PoL pulls on-chain and off-chain data to estimate the likelihood of an adverse event for a given project and the severity of its consequences. It is a comprehensive crypto risk assessment reduced to a single comparable number.

Yet, as the number itself is a composite of metrics across 6 domains (security, finance, operations, dependency, regulatory, and reputation), apart from the final score, the CORE3 platform shows the sub-scores across exposure categories, as well as specific metrics present or absent.
 

For exchanges, the methodology evaluates three domains: security, solvency, and transparency. This is the evolution of the CER.live exchange security standard, which has powered the cybersecurity component of CoinGecko's Trust Score since 2019.
 

29 project categories each get their own tailored assessment criteria. An L2 is not scored the same way as a memecoin or a lending protocol. This replaces the one-size-fits-all approach most risk tools use.
 

In a nutshell, CORE3 works like this: The lower the PoL, the more evidence exists that a project has invested in risk mitigation. The higher the PoL, the more conditions are missing or undisclosed.
 

Why a Web3 risk benchmark matters now

The industry operates under a principle of ship fast, break things. As a result, protocols, projects, and tokens are shipped with impressive speed, and regularly break because risk practices were overlooked.

 

Those risk practices require a level of maturity and operational frameworks that slow down the deployment of any update. But in return, founders, users, and any involved party can be confident that if an attacker targets the project, it will be much harder for them to break it, or the impact will be minimized to acceptable levels.

 

At the same time, users, institutions, and partners have no transparent risk metrics to check risk exposure calculated from verifiable proofs. Apart from closed-box counterparty risk monitoring vendors, there is no open infrastructure to measure risk, calculate it on the same scale, and expose gaps across the market.

 

CORE3 releases this larger dataset exactly to address this infrastructure gap.

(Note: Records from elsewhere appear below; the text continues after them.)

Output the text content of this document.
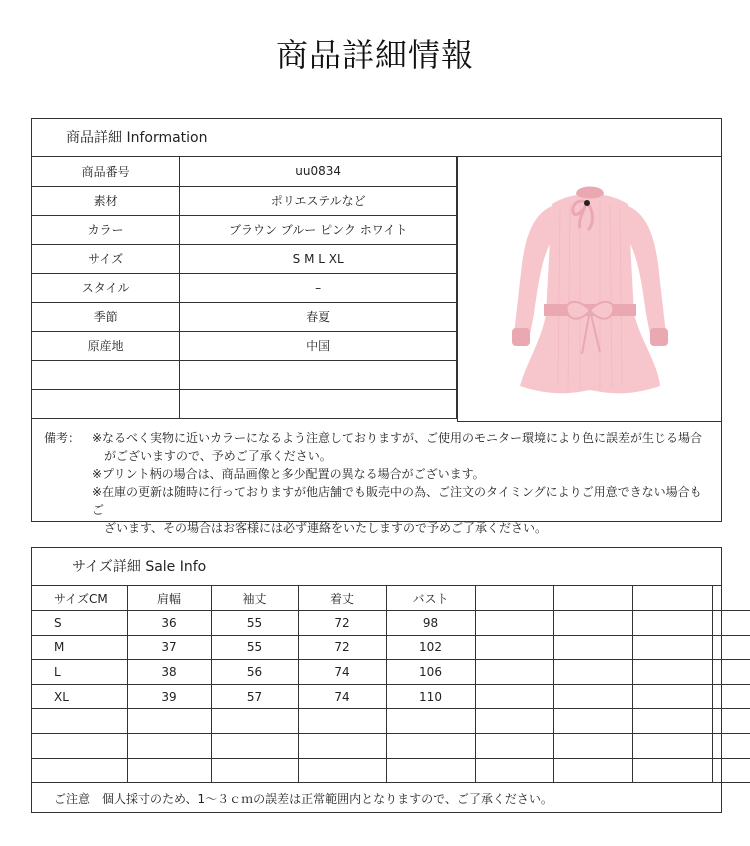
商品詳細情報
商品詳細 Information
商品番号	uu0834
素材	ポリエステルなど
カラー	ブラウン ブルー ピンク ホワイト
サイズ	S M L XL
スタイル	–
季節	春夏
原産地	中国

備考： ※なるべく実物に近いカラーになるよう注意しておりますが、ご使用のモニター環境により色に誤差が生じる場合
がございますので、予めご了承ください。
※プリント柄の場合は、商品画像と多少配置の異なる場合がございます。
※在庫の更新は随時に行っておりますが他店舗でも販売中の為、ご注文のタイミングによりご用意できない場合もご
ざいます、その場合はお客様には必ず連絡をいたしますので予めご了承ください。
サイズ詳細 Sale Info
サイズCM	肩幅	袖丈	着丈	バスト				
S	36	55	72	98				
M	37	55	72	102				
L	38	56	74	106				
XL	39	57	74	110				

ご注意　個人採寸のため、1～３ｃｍの誤差は正常範囲内となりますので、ご了承ください。
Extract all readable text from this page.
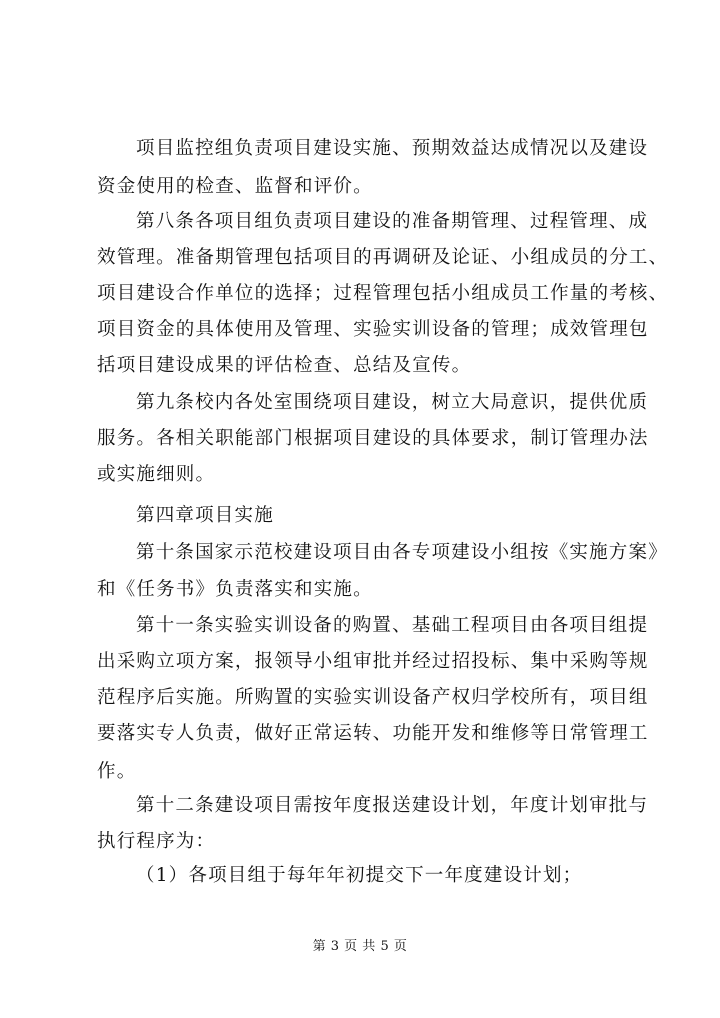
项目监控组负责项目建设实施、预期效益达成情况以及建设
资金使用的检查、监督和评价。
第八条各项目组负责项目建设的准备期管理、过程管理、成
效管理。准备期管理包括项目的再调研及论证、小组成员的分工、
项目建设合作单位的选择；过程管理包括小组成员工作量的考核、
项目资金的具体使用及管理、实验实训设备的管理；成效管理包
括项目建设成果的评估检查、总结及宣传。
第九条校内各处室围绕项目建设，树立大局意识，提供优质
服务。各相关职能部门根据项目建设的具体要求，制订管理办法
或实施细则。
第四章项目实施
第十条国家示范校建设项目由各专项建设小组按《实施方案》
和《任务书》负责落实和实施。
第十一条实验实训设备的购置、基础工程项目由各项目组提
出采购立项方案，报领导小组审批并经过招投标、集中采购等规
范程序后实施。所购置的实验实训设备产权归学校所有，项目组
要落实专人负责，做好正常运转、功能开发和维修等日常管理工
作。
第十二条建设项目需按年度报送建设计划，年度计划审批与
执行程序为：
（1）各项目组于每年年初提交下一年度建设计划；
第 3 页 共 5 页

What you can do with the data right now

The dataset is live on core3.io with three use cases operational from day one.

 

Challenge the methodology

CORE3's PoL methodology is open. If you're a security researcher, protocol builder, or risk professional, then read it, challenge it, and improve it. The standard gets stronger when the smartest people in the room push back.

 

Share it with projects you are in

If you're involved in a Web3 project as a contributor, investor, or user, share CORE3 with the team. Projects that actively build security can submit their data and improve their PoL score. Security effort becomes visible. That visibility is worth more than any marketing budget.

 

Integrate PoL and act on it

Building a wallet, data aggregator, DEX, or lending protocol? Integrate PoL to show your users real risk data. We provide a free API. Risk visibility is a competitive advantage; CoinGecko security scores proved this.

What happens next

In April 2026, CORE3 hosts the first industry roundtable on digital asset risk management with representatives from Moody's Ratings, C4, and CryptoRank. The goal is to map implementation opportunities: how funds, listing teams, regulators, and builders can operationalize a shared crypto risk benchmark.

 

Currently, the team is working to improve the scoring logic, develop new features, and address requests from other Web3 market participants.